Billionaire investor: Not pulling money out of markets, just applying great caution

オークトゥリー・キャピタルの創設者で巨額の資金を動かす投資家として知られるハワード・マークス氏は、あらゆる分野において資産価値がかなり上昇しているのは事実である反面、これが決して、投資家が市場参加を断念すべきとは意味しないとしている。

ただし、同氏は、慎重なアプローチが求められる状況であるとしている。「投資資金を引き揚げていない。慎重なスタンスをとっている」とした。すなわち、投資先を十分に見極めたうえで、「通常とは異なる対応」方針で臨んでいるという

同氏によれば、これまで米連邦準備制度理事会(FRB、中央銀行に相当)が採用してきた緩和スタンスにより大量の資金が市場に流入し、バリュエーションが上昇してきている。

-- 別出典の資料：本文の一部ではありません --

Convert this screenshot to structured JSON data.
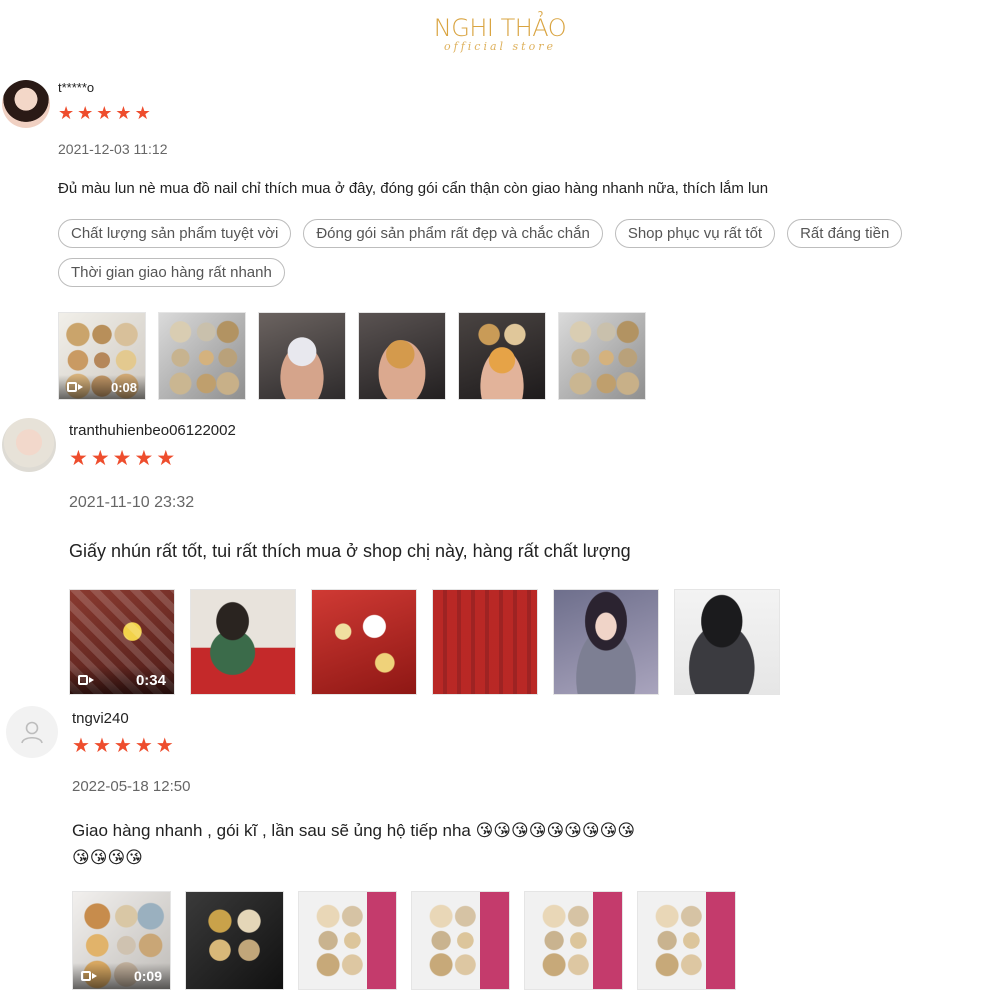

トランプ大統領の政策も資産価値を押し上げている一因で、同氏は、大統領がビジネス優先の政策をとっていることは事実だとしたうえで、「株式市場が、昨年の大統領選以来、大きく上昇していることがもっとも大きな懸念だ。つまり、楽観的な見方が市場に織り込まれていることが懸念される。当然ながら、楽観的な見方が低い時にこそ、投資をすべきだ」とした。